Azure Machine Learning Studio

  • Monitor and analyze jobs in studio: You can use Azure Machine Learning studio to monitor, organize, and track your jobs for training and experimentation. Your ML job history is an important part of an explainable and repeatable ML development process. Discover more here.

  • Organize & track training jobs: You can use the jobs list view in Azure Machine Learning studio to organize and track your jobs.
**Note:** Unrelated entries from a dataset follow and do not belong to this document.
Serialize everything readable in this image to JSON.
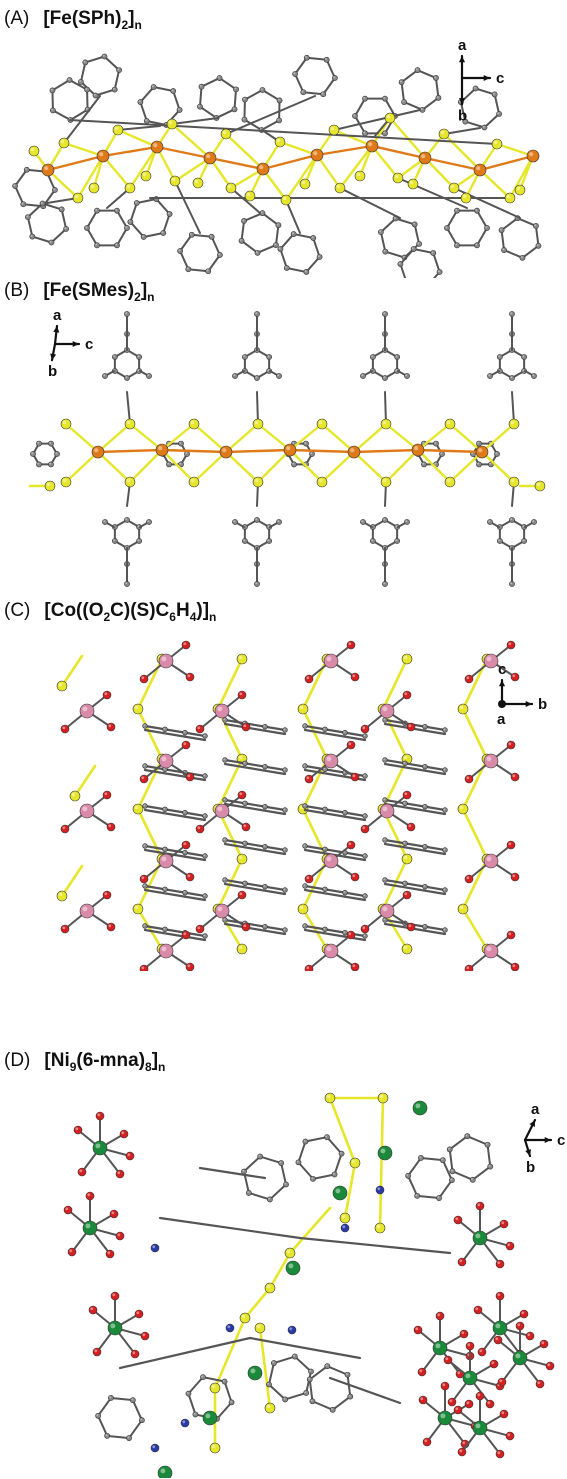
{
  "panels": [
    {
      "tag": "(A)",
      "formula": {
        "pre": "[Fe(SPh)",
        "sub1": "2",
        "mid": "]",
        "sub2": "n"
      },
      "axes": {
        "up": "a",
        "right": "c",
        "down": "b"
      }
    },
    {
      "tag": "(B)",
      "formula": {
        "pre": "[Fe(SMes)",
        "sub1": "2",
        "mid": "]",
        "sub2": "n"
      },
      "axes": {
        "up": "a",
        "right": "c",
        "down": "b"
      }
    },
    {
      "tag": "(C)",
      "formula": {
        "pre": "[Co((O",
        "sub1": "2",
        "mid": "C)(S)C",
        "sub2": "6",
        "mid2": "H",
        "sub3": "4",
        "end": ")]",
        "sub4": "n"
      },
      "axes": {
        "up": "c",
        "right": "b",
        "dot": "a"
      }
    },
    {
      "tag": "(D)",
      "formula": {
        "pre": "[Ni",
        "sub1": "9",
        "mid": "(6-mna)",
        "sub2": "8",
        "end": "]",
        "sub3": "n"
      },
      "axes": {
        "up": "a",
        "right": "c",
        "down": "b"
      }
    }
  ],
  "colors": {
    "iron": "#e07a18",
    "sulfur": "#e6e62a",
    "carbon": "#777777",
    "oxygen": "#d42020",
    "cobalt": "#d98aa8",
    "nickel": "#1a8a3a",
    "nitrogen": "#2a3aa8",
    "bond": "#555555"
  }
}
By selecting a job, you can view and analyze its details, such as metrics, parameters, logs, and outputs. This way, you can keep track of your ML job history and ensure a transparent and reproducible ML development process. Discover more here.

  • Visualize training results in studio: Explore your experimentation results with a dashboard view. The dashboard view contains a combination of different tiles – chart visualizations, comparison table, markdown, and more for a view that is dynamic, flexible, and customizable for you to explore your experimentation results. The dashboard can help you to save time, keep your results organized, and make informed decisions such as whether to re-train or deploy your model. Discover more here.

Key Takeaways and Actionable Strategies for AI Monitoring in Azure

It is important to monitor AI solutions to ensure their availability, performance, and operation. Monitoring can help detect and resolve issues quickly, and ensure that the AI solution is performing optimally. Here are some recommendations when building AI solutions on Azure to act on:

  • Set up monitoring dashboards: Azure provides out-of-box dashboards for each of your Azure resources. To access the monitoring dashboards, sign in to the Azure portal and select the overview pane for one of your Azure resources.

  • Configure diagnostic settings: You can configure Azure Monitor to generate data in activity logs, resource logs, virtual machine logs, and platform metrics. Platform metrics and the Azure Monitor activity log are collected and stored automatically. This data can be routed to other locations by using a diagnostic setting. Azure Monitor resource logs aren’t collected and stored until you create a diagnostic setting and then route the logs to one or more locations. When you create a diagnostic setting, you specify which categories of logs to collect.

  • Analyze metrics: You can analyze metrics for your Azure resources with Azure Monitor tools in the Azure portal. From the Overview page for your Azure resource, select Metrics under Monitoring in the left pane.

By following these recommendations, teams can ensure that their AI solutions are performing optimally and that any issues are detected and resolved quickly.